Il suffit de voir à quoi nous sommes ramenés dès qu’un problème se présente (un attentat, une menace de pénurie, une grève,…) pour comprendre que le jour où ce qu’on appelle « l’Anthropocène » (concept sur lequel je prépare un bouquin) donnera sa pleine mesure, et bien nous nous comporterons ni mieux ni pire que les passagers du Radeau de la Méduse et deviendrons capables de littéralement nous manger entre nous.
Mais ce n’est pas de cela dont je veux parler ici : je mentionne ces crises simplement pour cadrer le débat.
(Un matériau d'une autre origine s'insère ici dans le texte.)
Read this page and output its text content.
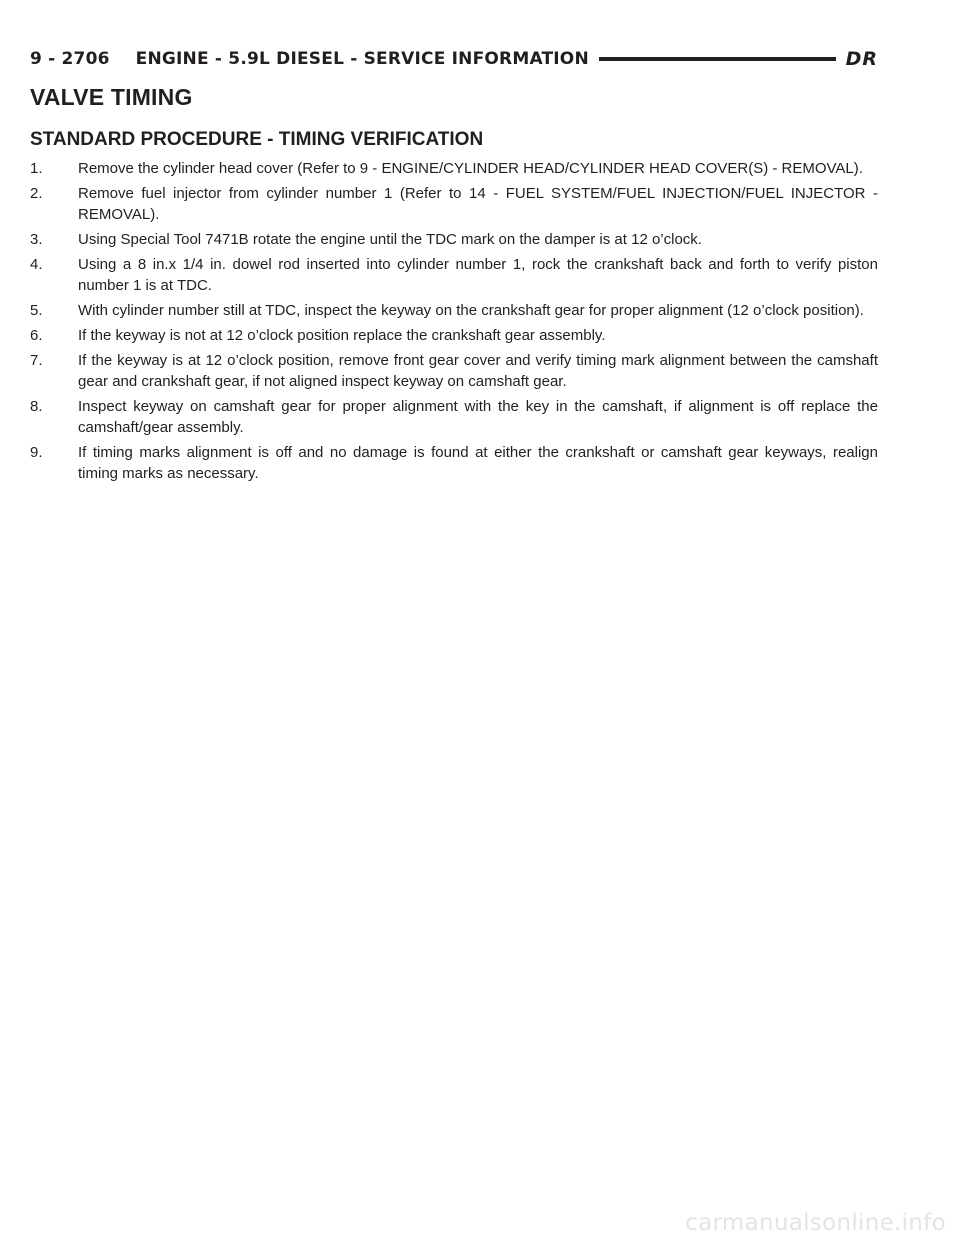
9 - 2706 ENGINE - 5.9L DIESEL - SERVICE INFORMATION	DR
VALVE TIMING
STANDARD PROCEDURE - TIMING VERIFICATION
1. Remove the cylinder head cover (Refer to 9 - ENGINE/CYLINDER HEAD/CYLINDER HEAD COVER(S) - REMOVAL).
2. Remove fuel injector from cylinder number 1 (Refer to 14 - FUEL SYSTEM/FUEL INJECTION/FUEL INJECTOR - REMOVAL).
3. Using Special Tool 7471B rotate the engine until the TDC mark on the damper is at 12 o’clock.
4. Using a 8 in.x 1/4 in. dowel rod inserted into cylinder number 1, rock the crankshaft back and forth to verify piston number 1 is at TDC.
5. With cylinder number still at TDC, inspect the keyway on the crankshaft gear for proper alignment (12 o’clock position).
6. If the keyway is not at 12 o’clock position replace the crankshaft gear assembly.
7. If the keyway is at 12 o’clock position, remove front gear cover and verify timing mark alignment between the camshaft gear and crankshaft gear, if not aligned inspect keyway on camshaft gear.
8. Inspect keyway on camshaft gear for proper alignment with the key in the camshaft, if alignment is off replace the camshaft/gear assembly.
9. If timing marks alignment is off and no damage is found at either the crankshaft or camshaft gear keyways, realign timing marks as necessary.
carmanualsonline.info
Deux faits animent mon texte. Le premier est une prise de position de l’association Natagora, qui vise à réduire le rôle prédateur du chat, dans le cadre de la préservation de la biodiversité. Une des mesures préconisées est de limiter leurs sorties (le texte est ici1) pour réduire le nombre d’oiseaux mangés par des chats. Je pense qu’on s’enfonce dans le délire. Je ne revendique évidemment aucune objectivité envers les chats. Je veux simplement pointer que leur présence en tant qu’animaux domestiques est un rappel de la vie sauvage parmi nous. Même nourris aux croquettes et profondément endormis sur un canapé, oui, les chats restent de petits félins indomptables. Même capables des pires bassesses manipulatrices pour faire de nous ce qu’ils veulent, ils restent un témoignage bien présent de ce qu’est une pyramide alimentaire qui n’a que faire des débats sur l’étourdissement de la nourriture animale. Enfin, ce témoignage de la vie sauvage est très utile pour notre propre éducation et celle de nos enfants. On ne peut traiter un chat comme une peluche faute de quoi on s’expose à un méchant coup de griffe ou à des incisives plantées profondément dans une main. Et je trouve cela très bien ainsi.
Aussi, restreindre la liberté de ces petits félins au nom de ce que les oiseaux sont en voie de disparition est injuste, irresponsable et idiot.
C’est injuste parce que ce ne sont pas eux qui ont porté atteinte à la biodiversité.
Irresponsable parce que « nous » ne prenons pas nos responsabilités. La diminution du nombre d’oiseaux est avant tout question de pollutions diverses et de réchauffement climatique.
Idiot parce qu’il leur est bien plus difficile de porter atteinte à la vie d’un oiseau qu’à celle des petits rongeurs qui peuvent être bien dérangeants pour nos habitats et jardins.
Bref, les recommandations de Natagora sont comme l’enfer, pavées de bonnes intentions. Elles ont une portée symbolique et pratique importante et sont emblématiques de la folie qui nous gagne et de ce que nous y perdons notre humanité au sens où je l’évoquais ci-dessus.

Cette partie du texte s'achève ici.